Making geometric selections provides you with in-depth training on Photography. Taught by Jan Kabili as part of the Photoshop CS4 Essential Training


Making geometric selections

Making a selection is the way to isolate part of an image in Photoshop. Why would you want to isolate part of an image? So that you can work on just that area without affecting the rest of the image. Before we start making selections on this file I'd like to show you a couple of examples of why you might want to make a selection. Let's say that you were working on this photograph and you decided that you wanted to make the sky more contrasty but you didn't want to affect the color of the buildings. The way to do that is to first make a selection of the sky and then correct the contrast. Or let's say you're working on this file and you want to change the color of the yellow balloon but leave the color of everything else the same.

The first step is to make a selection of the balloon. Or let's say you have this shot of a water tower but the background has that white sky look that just isn't very appealing. So you want to take the water tower and its plants and put it against a more vibrant background. Yes, you would select the water tower and the plants even though that's a little more difficult than the other files I showed you, and then drag the water tower into another image. In this chapter I'll show you how to make all of the selections I just showed you, but first, let's go back to basics. You'll learn in this chapter that there are lots of Selection tools and features available to you.

The trick is knowing which of those is best suited for a particular selection. We are going to get started by looking at the tools that you'll use to make geometric shape selections, like squares, circles and most importantly shapes made up of straight lines, and that includes things like triangles and polygons and irregular shapes too. So how do you make a selection in the shape of a rectangle? I'm going to the toolbox and I'm going to click on the first of the Selection tools here, which is the Rectangular Marquee tool, and to make a rectangular selection all I'm going to do is come over to the image, click and holding the mouse down I'm going to drag and I'm dragging diagonally to the other corner of this rectangle and releasing my mouse.

These animated lines that you see are the boundaries of my selection. These are called the marching ants. Now what if I decided I don't want this selection? Then I'm going to deselect. The way to deselect is to go to the Select menu at the top of the screen and choose Deselect. This is something you're going to do all the time so it's worth remembering the shortcut, which is Command+D on a Mac or Ctrl+D on a PC. And by the way while I have this menu open, take a look and you'll see that there are lots of different commands here that are related to Selections. So if you're looking for a selection related command at any time, this menu is the place to go.
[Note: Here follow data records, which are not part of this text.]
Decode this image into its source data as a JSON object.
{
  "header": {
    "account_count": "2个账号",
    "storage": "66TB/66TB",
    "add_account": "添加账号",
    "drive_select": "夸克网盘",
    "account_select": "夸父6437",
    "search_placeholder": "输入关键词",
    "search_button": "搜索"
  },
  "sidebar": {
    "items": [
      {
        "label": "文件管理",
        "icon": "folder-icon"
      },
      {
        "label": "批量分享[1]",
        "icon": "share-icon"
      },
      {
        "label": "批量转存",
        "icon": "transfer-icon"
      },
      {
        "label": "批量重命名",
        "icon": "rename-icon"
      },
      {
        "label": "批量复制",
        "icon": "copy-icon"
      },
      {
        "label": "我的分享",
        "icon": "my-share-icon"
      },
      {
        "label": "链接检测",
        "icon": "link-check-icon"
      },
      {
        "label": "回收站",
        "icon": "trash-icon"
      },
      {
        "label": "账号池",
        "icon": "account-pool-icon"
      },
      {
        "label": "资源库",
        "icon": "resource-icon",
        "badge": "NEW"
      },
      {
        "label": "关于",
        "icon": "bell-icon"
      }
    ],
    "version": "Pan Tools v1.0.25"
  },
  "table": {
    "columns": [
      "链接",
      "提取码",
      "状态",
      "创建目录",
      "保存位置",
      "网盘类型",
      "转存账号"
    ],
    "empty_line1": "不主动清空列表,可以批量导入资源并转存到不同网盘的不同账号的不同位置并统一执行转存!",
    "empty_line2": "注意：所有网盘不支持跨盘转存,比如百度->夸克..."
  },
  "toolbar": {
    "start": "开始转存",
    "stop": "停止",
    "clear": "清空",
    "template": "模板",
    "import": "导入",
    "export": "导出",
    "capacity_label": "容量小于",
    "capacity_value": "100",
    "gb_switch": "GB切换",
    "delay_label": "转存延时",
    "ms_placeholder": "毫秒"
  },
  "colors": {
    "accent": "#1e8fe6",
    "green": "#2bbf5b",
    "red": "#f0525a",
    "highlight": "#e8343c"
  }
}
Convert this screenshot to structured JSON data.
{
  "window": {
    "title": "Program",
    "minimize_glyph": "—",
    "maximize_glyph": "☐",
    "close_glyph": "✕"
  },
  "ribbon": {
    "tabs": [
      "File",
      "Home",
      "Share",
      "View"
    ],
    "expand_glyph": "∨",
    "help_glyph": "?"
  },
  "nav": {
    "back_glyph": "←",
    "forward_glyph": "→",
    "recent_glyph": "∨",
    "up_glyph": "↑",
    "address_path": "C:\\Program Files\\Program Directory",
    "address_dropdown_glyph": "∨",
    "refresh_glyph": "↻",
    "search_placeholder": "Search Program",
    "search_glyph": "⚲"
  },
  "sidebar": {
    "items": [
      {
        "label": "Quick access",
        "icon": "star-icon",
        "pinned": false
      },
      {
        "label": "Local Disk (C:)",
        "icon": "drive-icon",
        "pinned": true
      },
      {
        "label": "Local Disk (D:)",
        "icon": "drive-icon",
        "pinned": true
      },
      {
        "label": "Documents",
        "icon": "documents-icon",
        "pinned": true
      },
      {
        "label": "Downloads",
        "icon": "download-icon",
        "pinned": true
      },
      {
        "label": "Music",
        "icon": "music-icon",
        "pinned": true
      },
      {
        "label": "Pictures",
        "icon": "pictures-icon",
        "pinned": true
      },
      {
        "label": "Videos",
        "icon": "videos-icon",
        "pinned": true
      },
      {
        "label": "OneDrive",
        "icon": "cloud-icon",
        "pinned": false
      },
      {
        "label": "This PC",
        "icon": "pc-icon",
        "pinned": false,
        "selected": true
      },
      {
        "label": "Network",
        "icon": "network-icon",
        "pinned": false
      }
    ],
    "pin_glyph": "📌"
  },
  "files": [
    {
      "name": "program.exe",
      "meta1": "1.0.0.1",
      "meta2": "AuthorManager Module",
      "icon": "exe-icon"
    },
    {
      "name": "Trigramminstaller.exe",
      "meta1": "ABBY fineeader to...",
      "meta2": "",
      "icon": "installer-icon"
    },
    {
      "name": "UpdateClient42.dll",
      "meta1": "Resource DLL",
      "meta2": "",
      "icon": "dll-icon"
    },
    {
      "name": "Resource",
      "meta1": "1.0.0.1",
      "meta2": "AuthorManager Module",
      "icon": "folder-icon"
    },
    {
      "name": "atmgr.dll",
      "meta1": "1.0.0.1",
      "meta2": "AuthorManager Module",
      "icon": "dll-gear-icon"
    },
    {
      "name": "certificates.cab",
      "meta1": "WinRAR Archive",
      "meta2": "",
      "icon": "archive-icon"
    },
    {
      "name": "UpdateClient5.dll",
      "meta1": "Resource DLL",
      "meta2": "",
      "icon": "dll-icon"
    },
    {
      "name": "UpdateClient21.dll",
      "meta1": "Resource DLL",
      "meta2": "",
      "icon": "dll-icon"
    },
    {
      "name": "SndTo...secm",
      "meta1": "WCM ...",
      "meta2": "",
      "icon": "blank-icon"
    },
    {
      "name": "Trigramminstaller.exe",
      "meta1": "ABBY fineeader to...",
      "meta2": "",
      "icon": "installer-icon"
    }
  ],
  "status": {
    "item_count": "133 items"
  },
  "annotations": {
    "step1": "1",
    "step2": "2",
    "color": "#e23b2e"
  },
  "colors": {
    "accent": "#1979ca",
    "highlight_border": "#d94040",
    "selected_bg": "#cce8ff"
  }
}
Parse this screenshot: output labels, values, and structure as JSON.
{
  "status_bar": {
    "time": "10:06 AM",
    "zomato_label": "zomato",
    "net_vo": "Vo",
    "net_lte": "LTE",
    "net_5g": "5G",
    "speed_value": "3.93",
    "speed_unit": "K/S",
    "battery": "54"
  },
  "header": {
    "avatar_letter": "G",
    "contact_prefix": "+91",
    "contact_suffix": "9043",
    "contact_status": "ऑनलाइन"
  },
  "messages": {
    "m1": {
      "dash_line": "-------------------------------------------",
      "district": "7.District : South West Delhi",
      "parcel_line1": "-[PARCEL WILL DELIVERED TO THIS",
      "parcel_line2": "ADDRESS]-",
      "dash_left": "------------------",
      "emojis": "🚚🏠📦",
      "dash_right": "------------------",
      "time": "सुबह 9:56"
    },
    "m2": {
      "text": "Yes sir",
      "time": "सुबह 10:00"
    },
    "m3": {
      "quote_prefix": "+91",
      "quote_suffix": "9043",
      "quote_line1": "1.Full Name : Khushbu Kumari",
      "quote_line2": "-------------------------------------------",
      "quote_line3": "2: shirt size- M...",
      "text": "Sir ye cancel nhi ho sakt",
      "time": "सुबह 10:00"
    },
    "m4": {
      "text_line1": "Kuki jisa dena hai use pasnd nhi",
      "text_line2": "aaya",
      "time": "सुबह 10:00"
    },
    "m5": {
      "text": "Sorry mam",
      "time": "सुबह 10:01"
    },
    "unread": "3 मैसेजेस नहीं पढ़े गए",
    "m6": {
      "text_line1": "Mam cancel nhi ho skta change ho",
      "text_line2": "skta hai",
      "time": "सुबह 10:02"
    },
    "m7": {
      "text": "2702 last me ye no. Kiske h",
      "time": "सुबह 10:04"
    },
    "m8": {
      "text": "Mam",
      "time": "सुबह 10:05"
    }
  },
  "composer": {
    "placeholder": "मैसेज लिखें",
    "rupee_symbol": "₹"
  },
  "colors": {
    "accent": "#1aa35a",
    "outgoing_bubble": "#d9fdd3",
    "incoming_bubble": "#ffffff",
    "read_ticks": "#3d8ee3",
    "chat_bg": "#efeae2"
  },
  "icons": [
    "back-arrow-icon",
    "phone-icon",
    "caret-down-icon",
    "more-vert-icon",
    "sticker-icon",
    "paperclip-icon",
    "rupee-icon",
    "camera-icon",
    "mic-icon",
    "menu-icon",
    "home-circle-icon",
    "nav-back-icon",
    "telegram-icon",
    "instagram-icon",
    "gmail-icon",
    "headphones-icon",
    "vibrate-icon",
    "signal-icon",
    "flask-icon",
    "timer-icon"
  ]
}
Now if I do want to deselect using that shortcut I'm going to press the Command key and the D key at the same time, Ctrl+D on the PC. And now I want to show you how you can constrain a rectangular selection to a square shape. To do that I'm going to hold down the Shift key on the keyboard and then I'm going to drag and then the portions of the selection will stay in the shape of a square no matter how big or small I make the selection. Now what's important here is to release your mouse before you release the Shift key. I'm going to deselect this selection by pressing Command or Ctrl+D and now let's talk about how to make a circular selection.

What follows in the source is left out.